Taxol model

As an example of practical identifiability analysis, we use the Cancer Taxol Treatment Model. It is an ODE model with 3 state variables and 5 parameters. The identifiability of this model was studied in Marisa C.Eisenberg, Harsh V.Jain. A confidence building exercise in data and identifiability. We have translated author's MATLAB code into Julia. The model is defined by the following system of differential equations:

using LikelihoodProfiler, OptimizationLBFGSB, OrdinaryDiffEq, Distributions, Plots

# https://github.com/marisae/cancer-chemo-identifiability/blob/master/Profile%20Likelihood/testa0_de.m
function ode_func(du, u, p, t, drug)
  let (a0, ka, r0, d0, kd) = (p[1], p[2], p[3], p[4], p[5])

      K   = 10.515*100
      V0  = 1.3907*K
      lam = 9.5722

      theta = 10.

      # Values taken from
      aRP  = 20.     # per day from Kim_PrlifQuies

      Ncel = u[1] + u[2] + u[3]
      Lfac = ((K-Ncel)^theta)/((V0^theta) + ((K-Ncel)^theta))

      arstexp = 3.
      adthexp = 4.

      arst = a0*(drug^arstexp)/(ka^arstexp + (drug^arstexp))
      adth = d0*(drug^adthexp)/(kd^adthexp + (drug^adthexp))
      arcv = r0

      # The differntial equations
      du[1] = -lam*u[1] + aRP*u[2]*Lfac - arst*u[1] + arcv*u[3]
      du[2] = 2*lam*u[1] - aRP*u[2]*Lfac
      du[3] = arst*u[1] - adth*u[3] - arcv*u[3]
  end
end

ode_func (generic function with 1 method)

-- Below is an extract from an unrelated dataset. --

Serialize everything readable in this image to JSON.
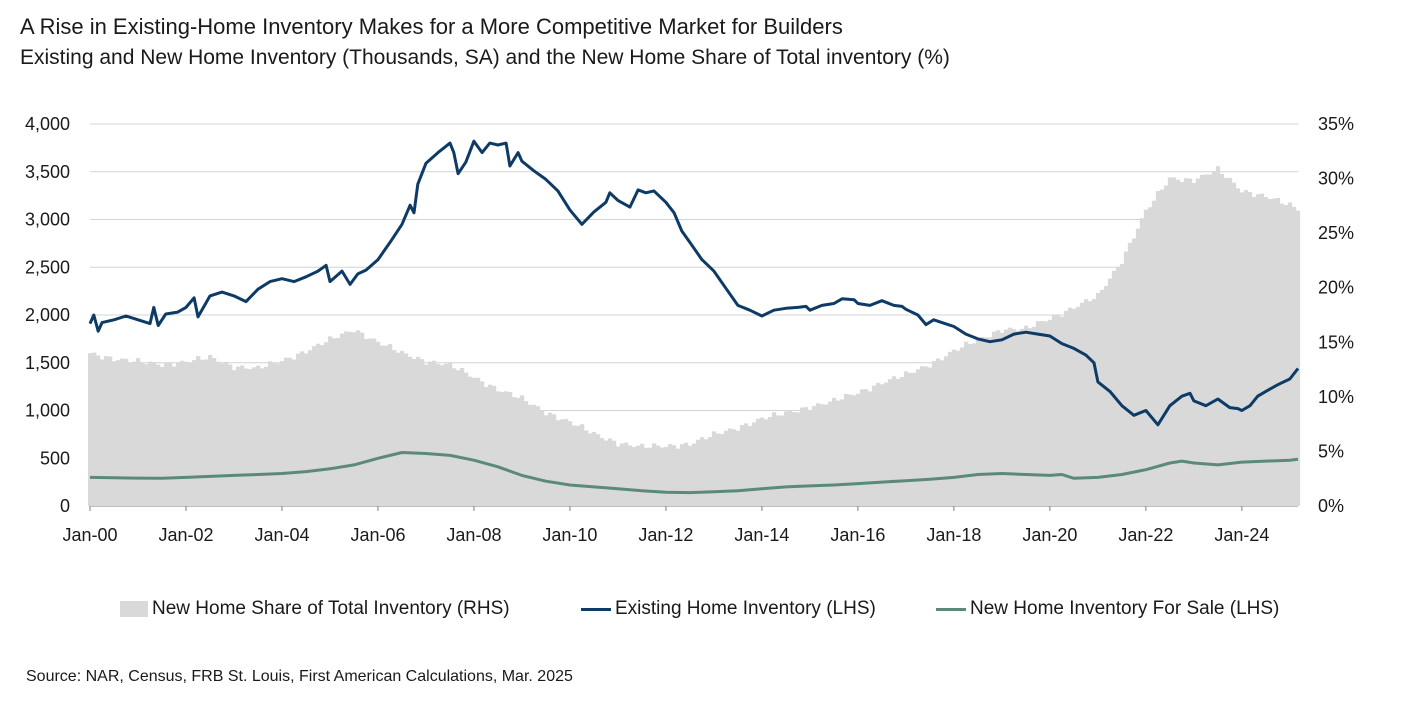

Experimental datasets are also provided in the cancer-chemo-identifiability repo for four drug doses (5, 10, 40, 100)

# https://github.com/marisae/cancer-chemo-identifiability/blob/master/Profile%20Likelihood/testa0_fit.m

# Data from Terzis et al. Brit J Cancer 1997;75:1744.
# From Bowman et al. Glia 1999;27:22, glioma cell volume is 0.916
# picoliters, 1 mm^3 = 1e6 pl or ~1.091 million cells

times = [0., 3., 6., 9., 12., 15.]   # days

dose = [5., 10., 40., 100.];    # dose in ng/ml

# Control data
Cell = [0.009, 0.050, 0.120, 0.189, 0.230, 0.260]*1091.0   # thousands of cells
Cerr = [0.006, 0.012, 0.010, 0.011, 0.011, 0.011]*1091.0   # thousands of cells

# 0.005 ug/ml Taxol
Cell005 = [0.009, 0.047, 0.089, 0.149, 0.198, 0.219]*1091.0   # thousands of cells
Cerr005 = [0.006, 0.013, 0.010, 0.011, 0.013, 0.010]*1091.0   # thousands of cells

# 0.010 ug/ml Taxol
Cell010 = [0.009, 0.043, 0.077, 0.093, 0.109, 0.128]*1091.0   # thousands of cells
Cerr010 = [0.006, 0.012, 0.013, 0.012, 0.014, 0.012]*1091.0   # thousands of cells

# 0.040 ug/ml Taxol
Cell040 = [0.009, 0.025, 0.047, 0.054, 0.076, 0.085]*1091.0   # thousands of cells
Cerr040 = [0.005, 0.010, 0.010, 0.011, 0.010, 0.010]*1091.0   # thousands of cells

# 0.100 ug/ml Taxol
Cell100 = [0.009, 0.025, 0.026, 0.028, 0.029, 0.031]*1091.0   # thousands of cells
Cerr100 = [0.006, 0.010, 0.009, 0.008, 0.011, 0.011]*1091.0   # thousands of cells

C005 = mean(Cell005)
C010 = mean(Cell010)
C040 = mean(Cell040)
C100 = mean(Cell100)

data = [Cell005/C005, Cell010/C010, Cell040/C040, Cell100/C100]
datamean = [C005, C010, C040, C100]

4-element Vector{Float64}:
 129.2835
  83.4615
  53.82266666666667
  26.911333333333335

Next we define solver options, initial values, optimal parameter values, and tspan

# solver algorithm and tolerances
solver_opts = Dict(
    :alg => AutoTsit5(Rosenbrock23()),
    :reltol => 1e-6,
    :abstol => 1e-8
)

# initial values and parameters
# https://github.com/marisae/cancer-chemo-identifiability/blob/master/Profile%20Likelihood/testa0_soln.m#L3-L6
# https://github.com/marisae/cancer-chemo-identifiability/blob/master/Profile%20Likelihood/testa0_fit.m#L4

u0 = [7.2700, 2.5490, 0.]
p0 = [8.3170, 8.0959, 0.0582, 1.3307, 119.1363]

tspan = (0.,15.)

(0.0, 15.0)

We define an objective function (OLS) as in the original publication. The profile likelihood evaluates how this objective changes when one parameter is varied and all other parameters are re-optimized.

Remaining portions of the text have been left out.